The second way to think about there is only one 1 in the arr array,others are all 0 . So we're going to mess up the Arr a million times, and we're going to record the number of occurrences of 1 per index, and if the number of per index is about the same, then we're going to say that the probability of any kind of mess is equal.

void shuffle(int[] arr);
​
// Monte Carlo method
int N = 1000000;
int[] arr = {1,0,0,0,0};
int[] count = new int[arr.length];
for (int i = 0; i < N; i++) {
shuffle(arr); // disrupt arr
for (int j = 0; j < arr.length; j++)
if (arr[j] == 1) {
count[j]++;
break;
}
}
for (int feq : count)
print(feq / N + " "); // frequency
直方图

This idea is also feasible, and to avoid the space complexity of factorial level, but more nested for loop, time complexity a little higher.

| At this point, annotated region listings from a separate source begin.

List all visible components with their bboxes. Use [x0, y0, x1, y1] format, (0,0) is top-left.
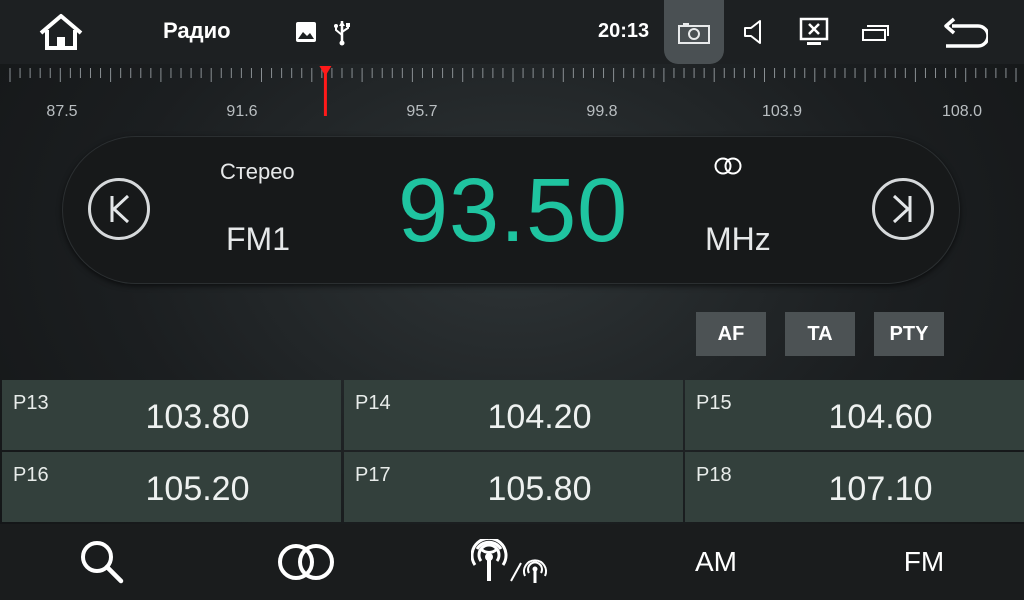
preset-p15[interactable]: P15 104.60 — [685, 380, 1024, 450]
pty-button[interactable]: PTY — [874, 312, 944, 356]
home-icon[interactable] — [34, 12, 88, 52]
seek-previous-icon — [110, 194, 130, 224]
preset-grid: P13 103.80 P14 104.20 P15 104.60 P16 105… — [0, 378, 1024, 524]
usb-icon — [330, 18, 354, 46]
preset-frequency: 105.20 — [145, 470, 250, 508]
local-distance-button[interactable] — [466, 524, 556, 600]
scale-label: 91.6 — [226, 103, 258, 120]
clock: 20:13 — [598, 20, 650, 42]
volume-icon[interactable] — [738, 16, 770, 48]
tuning-needle-head — [319, 66, 332, 76]
unit-label: MHz — [705, 221, 771, 257]
search-icon — [81, 541, 124, 584]
back-icon[interactable] — [938, 14, 990, 52]
search-button[interactable] — [62, 524, 142, 600]
bottom-bar: AM FM — [0, 524, 1024, 600]
scale-label: 95.7 — [406, 103, 438, 120]
seek-previous-button[interactable] — [88, 178, 150, 240]
stereo-icon — [278, 544, 334, 580]
stereo-toggle-button[interactable] — [266, 524, 346, 600]
status-bar: Радио 20:13 — [0, 0, 1024, 64]
scale-label: 99.8 — [586, 103, 618, 120]
scale-label: 103.9 — [761, 103, 803, 120]
preset-frequency: 104.20 — [487, 398, 592, 436]
scale-label: 108.0 — [941, 103, 983, 120]
fm-button[interactable]: FM — [884, 524, 964, 600]
am-button[interactable]: AM — [676, 524, 756, 600]
image-icon — [294, 20, 318, 44]
preset-p18[interactable]: P18 107.10 — [685, 452, 1024, 522]
preset-frequency: 107.10 — [828, 470, 933, 508]
ta-button[interactable]: TA — [785, 312, 855, 356]
app-title: Радио — [163, 18, 231, 43]
preset-p14[interactable]: P14 104.20 — [344, 380, 683, 450]
close-screen-icon[interactable] — [796, 14, 832, 48]
preset-p13[interactable]: P13 103.80 — [2, 380, 341, 450]
scale-label: 87.5 — [46, 103, 78, 120]
seek-next-button[interactable] — [872, 178, 934, 240]
window-icon[interactable] — [858, 18, 892, 46]
band-label: FM1 — [226, 221, 290, 257]
frequency-display: Стерео FM1 93.50 MHz — [62, 136, 960, 284]
preset-p16[interactable]: P16 105.20 — [2, 452, 341, 522]
antenna-icon — [471, 539, 547, 583]
stereo-label: Стерео — [220, 159, 295, 184]
tuning-scale[interactable] — [0, 64, 1024, 124]
preset-frequency: 103.80 — [145, 398, 250, 436]
screenshot-icon[interactable] — [674, 18, 714, 48]
preset-p17[interactable]: P17 105.80 — [344, 452, 683, 522]
seek-next-icon — [892, 194, 912, 224]
af-button[interactable]: AF — [696, 312, 766, 356]
current-frequency: 93.50 — [398, 161, 629, 261]
preset-frequency: 104.60 — [828, 398, 933, 436]
stereo-icon — [712, 156, 744, 181]
preset-frequency: 105.80 — [487, 470, 592, 508]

However, since our test data volume will not be very large, these problems can be ignored.

In addition, the careful reader may notice that the two lines of thought above state that Arr is in a different position, one inside the for loop and the other outside the for loop. Actually, the effect is the same, because our algorithm always messes the Arr, so the order of Arr doesn't matter, as long as the elements stay the same.

3. Final summary

In the first part of this paper, the Shuffle Algorithm (random scrambling algorithm) is introduced. Through a simple analysis technique, four correct forms of the algorithm are proved, and a common wrong writing method is analyzed, I'm sure you'll be able to write the right Shuffle Algorithm.

In the second part, I write the criterion of the correctness of the Shuffle Algorithm, that is, the probability of each kind of random result must be equal. If we don't use rigorous mathematical proof, we can use Monte Carlo method to perform miracles, roughly verifying that the algorithm is correct. The Monte Carlo method has different approaches, but it doesn't have to be strict, because we're just looking for a simple validation.